Personally, I remember feeling both excited and slightly perplexed and anxious about shortened school days. On the one hand, go home early (hooray!), but on the other hand, I wondered what it would mean for the flow remainder of the day. Would lunch (or study hall, etc.) be shortened or cut out all together? It wasn't enough to ruin my whole day, but if I was especially looking forward to an afternoon subject or class (or lack thereof...) it could generate a little disappointment and resentment. So, when discussing the schedule change with your child, I would explore a little further to see if the anxiety comes from not knowing what the day will be like or if it's about missing out on something that usually happens later in the day that your child looks forward to.

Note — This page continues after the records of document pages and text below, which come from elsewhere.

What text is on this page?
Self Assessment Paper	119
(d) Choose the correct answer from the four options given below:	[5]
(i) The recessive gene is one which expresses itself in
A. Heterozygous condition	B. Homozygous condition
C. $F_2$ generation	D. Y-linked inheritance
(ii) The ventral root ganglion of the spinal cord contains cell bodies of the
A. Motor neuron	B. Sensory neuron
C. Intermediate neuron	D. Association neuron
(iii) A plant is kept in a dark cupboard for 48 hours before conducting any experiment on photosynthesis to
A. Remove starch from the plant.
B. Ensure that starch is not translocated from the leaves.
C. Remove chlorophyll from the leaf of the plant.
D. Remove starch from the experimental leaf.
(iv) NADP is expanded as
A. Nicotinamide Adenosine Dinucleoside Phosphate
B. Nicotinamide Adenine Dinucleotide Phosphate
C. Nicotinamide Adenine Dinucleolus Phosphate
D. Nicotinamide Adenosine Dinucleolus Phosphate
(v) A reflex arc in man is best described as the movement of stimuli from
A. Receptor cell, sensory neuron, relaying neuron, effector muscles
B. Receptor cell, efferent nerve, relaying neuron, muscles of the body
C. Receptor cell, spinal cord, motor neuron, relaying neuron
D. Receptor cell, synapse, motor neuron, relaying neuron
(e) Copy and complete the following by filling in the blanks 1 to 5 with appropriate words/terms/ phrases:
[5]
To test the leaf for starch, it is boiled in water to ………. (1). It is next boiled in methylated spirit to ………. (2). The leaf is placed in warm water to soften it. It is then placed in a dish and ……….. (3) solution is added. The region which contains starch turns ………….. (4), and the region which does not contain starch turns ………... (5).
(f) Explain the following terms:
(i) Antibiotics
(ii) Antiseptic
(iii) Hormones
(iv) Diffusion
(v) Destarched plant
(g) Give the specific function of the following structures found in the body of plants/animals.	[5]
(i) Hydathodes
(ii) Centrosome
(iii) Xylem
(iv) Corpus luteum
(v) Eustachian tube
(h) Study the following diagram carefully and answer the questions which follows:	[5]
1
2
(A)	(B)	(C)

In the event of an unplanned schedule change, or one that you haven't prepared for ahead of time, the first thing to do is plan for an unpleasant reaction from your child. You know it's coming, so ride it out and take the time to plan out what you are going to do next. If it involves cancelling a favorite activity or event, talk about the things that "have to happen" next, for as long as it alters the expected schedule, and when the schedule will resume as usual. If there is a plan to play outside, which needs to be cancelled due to weather or an appointment last minute, explain the change in detailed plans, what will happen instead, and when the regular schedule for the day will resume. Again, think about incentives. If there is a last minute appointment, bring along the tablet with the child's favorite apps loaded up, as a reinforcement for good behavior and managing the change/transition well. Bulldozer will do anything for more iPad time.
Personally, the biggest challenge for me is managing the emotional content that is bound to follow the news that the plans have changed. I feel more anxious around these times due to the increased volume of those around me, the hectic pace of getting ready with little to no preparation, and the overall heightened emotions in general. So, it is important as a parent to be aware of your emotional and sensory state, as well as being in control of how the children perceive your emotional state. Take a deep breath. Breathing is good. Rushing around frantically, telling your child to hurry up is going to have the opposite effect you want it to.

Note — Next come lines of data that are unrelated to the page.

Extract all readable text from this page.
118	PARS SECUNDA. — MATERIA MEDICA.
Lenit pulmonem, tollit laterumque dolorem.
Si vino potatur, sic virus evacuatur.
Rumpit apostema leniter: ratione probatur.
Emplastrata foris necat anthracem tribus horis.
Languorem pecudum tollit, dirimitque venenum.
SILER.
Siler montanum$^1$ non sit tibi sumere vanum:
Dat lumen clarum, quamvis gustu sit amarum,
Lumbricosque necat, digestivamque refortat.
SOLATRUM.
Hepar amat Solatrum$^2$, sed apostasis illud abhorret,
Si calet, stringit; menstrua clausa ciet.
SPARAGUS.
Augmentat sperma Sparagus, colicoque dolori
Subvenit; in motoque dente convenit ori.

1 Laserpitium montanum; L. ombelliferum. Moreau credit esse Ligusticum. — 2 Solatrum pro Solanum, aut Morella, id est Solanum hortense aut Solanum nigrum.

Schedule changes are some of the trickiest, yet most common, sources of behavioral and emotional blow-ups among people with ASD and other special needs. Preparation, planning and communication with the child, all basic things that a special needs parent does everyday, are the most important skills needed to minimize the damage, and result in new learning and growth for the child, as well as improved trust and bonding for the parent and child. You can do it!